For six months after I slowed down, I woke up with a strange buzzing sensation, my body thrumming with energy. Stuck in a rhythm after years of overwork, my body was continuing to release the excess amount of adrenalin that I had previously needed to get through the day.
It became clear that I needed to do more than just work less. I had to rehabilitate my mind and body, and shed years of bullshit and bad habits.
These are just a few of the steps I took over the past three years to get back to a healthy place and realign my work/life balance. (It’s also where you learn that I am a huge hippie.)
I went to an acupuncturist to try to calm the crazy buzzing, adrenalin energy.
I started seeing a psychotherapist regularly to work on reducing my anxiety.
I did a series of sessions with a physical therapist to remove decades worth of built up stress and tension in my body.
I consulted with a professional life coach about how to start writing more, because the lack was making me empty.
I did a four-month program with a personal trainer to get back into physical shape.
I made a cross-country journey to see a shaman and get a cosmic tune-up.
I did a three-month program to realign my career and business ambitions with my core strengths (not just competencies).

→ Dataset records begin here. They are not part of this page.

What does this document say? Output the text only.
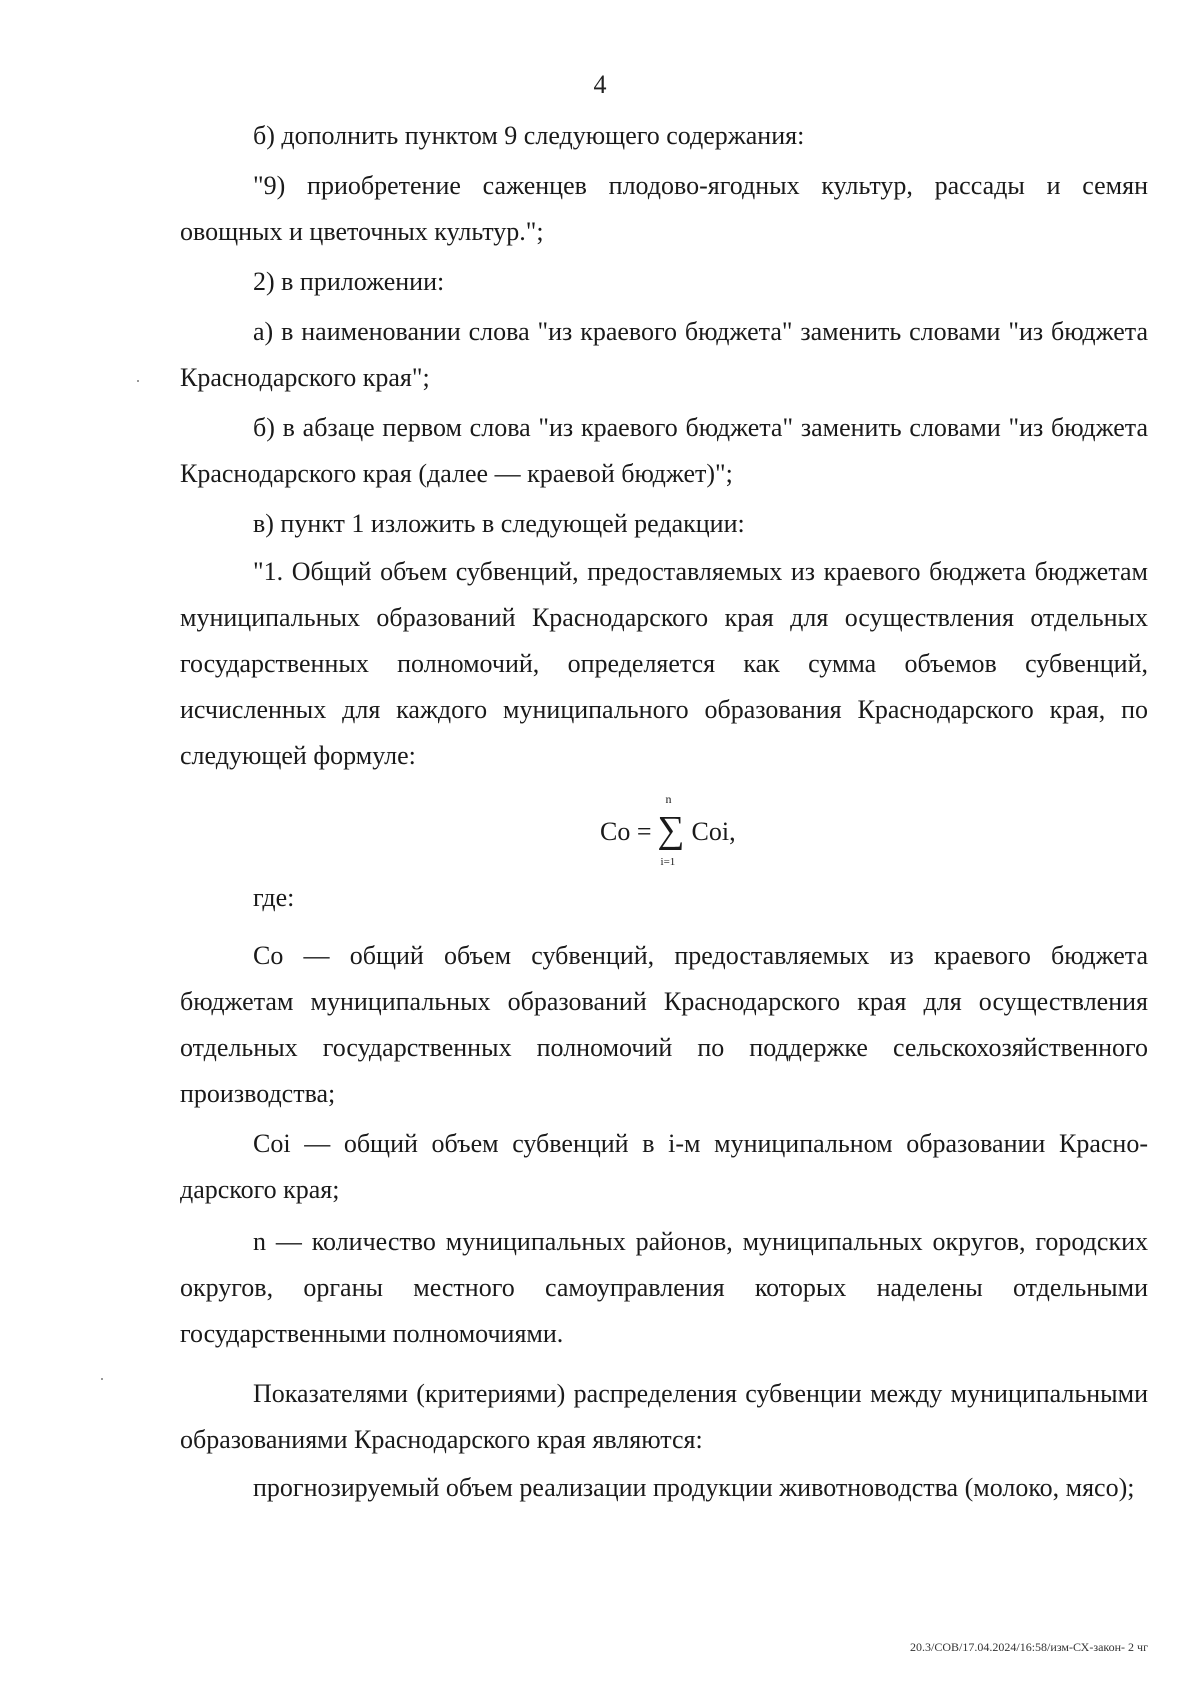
4

б) дополнить пунктом 9 следующего содержания:

"9) приобретение саженцев плодово-ягодных культур, рассады и семян овощных и цветочных культур.";

2) в приложении:

а) в наименовании слова "из краевого бюджета" заменить словами "из бюджета Краснодарского края";

б) в абзаце первом слова "из краевого бюджета" заменить словами "из бюджета Краснодарского края (далее — краевой бюджет)";

в) пункт 1 изложить в следующей редакции:

"1. Общий объем субвенций, предоставляемых из краевого бюджета бюджетам муниципальных образований Краснодарского края для осуществления отдельных государственных полномочий, определяется как сумма объемов субвенций, исчисленных для каждого муниципального образования Краснодарского края, по следующей формуле:

Со =
n
∑
i=1
Coi,

где:

Со — общий объем субвенций, предоставляемых из краевого бюджета бюджетам муниципальных образований Краснодарского края для осуществления отдельных государственных полномочий по поддержке сельскохозяйственного производства;

Coi — общий объем субвенций в i-м муниципальном образовании Краснодарского края;

n — количество муниципальных районов, муниципальных округов, городских округов, органы местного самоуправления которых наделены отдельными государственными полномочиями.

Показателями (критериями) распределения субвенции между муниципальными образованиями Краснодарского края являются:

прогнозируемый объем реализации продукции животноводства (молоко, мясо);

20.3/СОВ/17.04.2024/16:58/изм-СХ-закон- 2 чг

I went to see a reiki healer who helped me, for lack of a more artful term, “take out my spiritual trash.”
And all of these things helped. For the first time in years, I feel very little anxiety. I feel extremely clear on what I’m doing and why. And I feel very healthy and content with my life as it is. I have long hair, I am tan, I live in LA. It’s kind of weird.
But I’m still not done. And bouncing back to this point from massive burnout took over 30 months. And you can tell from the list above that I am the type of person who is highly motivated to seek out options for growth and change. Not to mention that I am obviously in a very privileged position to have the resources to pursue all of these “fixes” in the first place.

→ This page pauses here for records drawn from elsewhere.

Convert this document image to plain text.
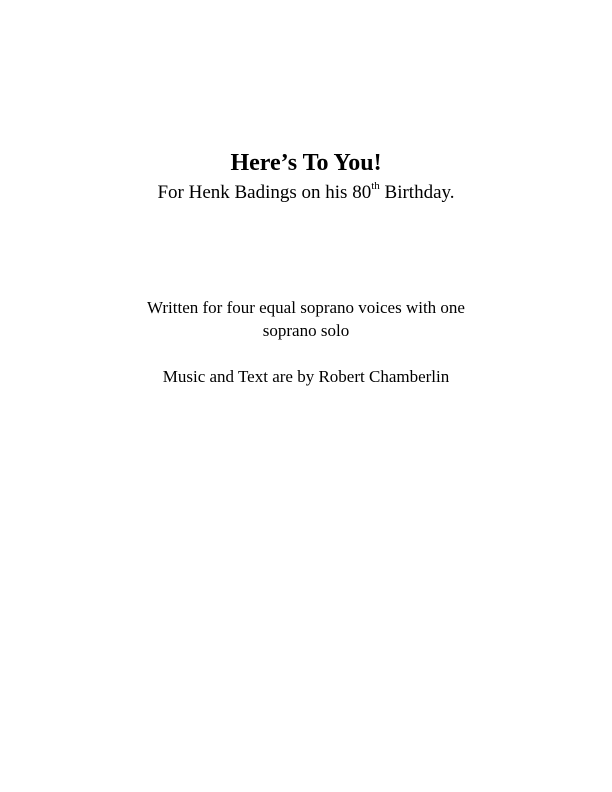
Here’s To You!

For Henk Badings on his 80th Birthday.

Written for four equal soprano voices with one
soprano solo

Music and Text are by Robert Chamberlin
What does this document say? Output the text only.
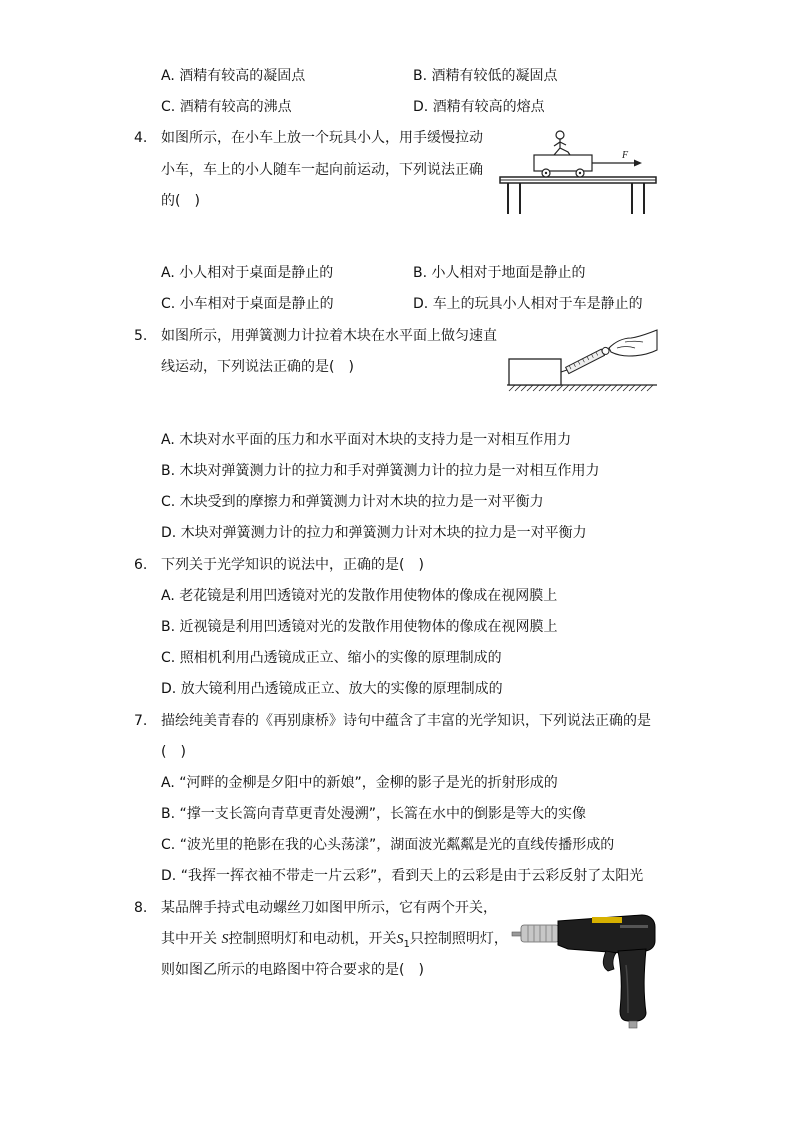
A. 酒精有较高的凝固点	B. 酒精有较低的凝固点
C. 酒精有较高的沸点	D. 酒精有较高的熔点
4. 如图所示，在小车上放一个玩具小人，用手缓慢拉动
小车，车上的小人随车一起向前运动，下列说法正确
的(　)
F
A. 小人相对于桌面是静止的	B. 小人相对于地面是静止的
C. 小车相对于桌面是静止的	D. 车上的玩具小人相对于车是静止的
5. 如图所示，用弹簧测力计拉着木块在水平面上做匀速直
线运动，下列说法正确的是(　)
A. 木块对水平面的压力和水平面对木块的支持力是一对相互作用力
B. 木块对弹簧测力计的拉力和手对弹簧测力计的拉力是一对相互作用力
C. 木块受到的摩擦力和弹簧测力计对木块的拉力是一对平衡力
D. 木块对弹簧测力计的拉力和弹簧测力计对木块的拉力是一对平衡力
6. 下列关于光学知识的说法中，正确的是(　)
A. 老花镜是利用凹透镜对光的发散作用使物体的像成在视网膜上
B. 近视镜是利用凹透镜对光的发散作用使物体的像成在视网膜上
C. 照相机利用凸透镜成正立、缩小的实像的原理制成的
D. 放大镜利用凸透镜成正立、放大的实像的原理制成的
7. 描绘纯美青春的《再别康桥》诗句中蕴含了丰富的光学知识，下列说法正确的是
(　)
A. “河畔的金柳是夕阳中的新娘”，金柳的影子是光的折射形成的
B. “撑一支长篙向青草更青处漫溯”，长篙在水中的倒影是等大的实像
C. “波光里的艳影在我的心头荡漾”，湖面波光粼粼是光的直线传播形成的
D. “我挥一挥衣袖不带走一片云彩”，看到天上的云彩是由于云彩反射了太阳光
8. 某品牌手持式电动螺丝刀如图甲所示，它有两个开关，
其中开关 S控制照明灯和电动机，开关$S_1$只控制照明灯，
则如图乙所示的电路图中符合要求的是(　)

The point is, when you’ve been conducting your working life at the speed of a freight train, it takes quite a long time to roll to a stop and/or point yourself in a new direction—toward a new way of being, living, and working.
So if you feel like the pace you’re working at is unsustainable, I would ask you to consider how you can begin to change your habits right now—rather than at some point in the future when you magically have more time.
Saying that you don’t have time for something is really just another way of saying it’s not important. When we make time for work and little else, what we’re saying is that our health, our bodies, our partners, our families, our happiness, our creativity are not important.
And if that’s true, to what end are we working so hard?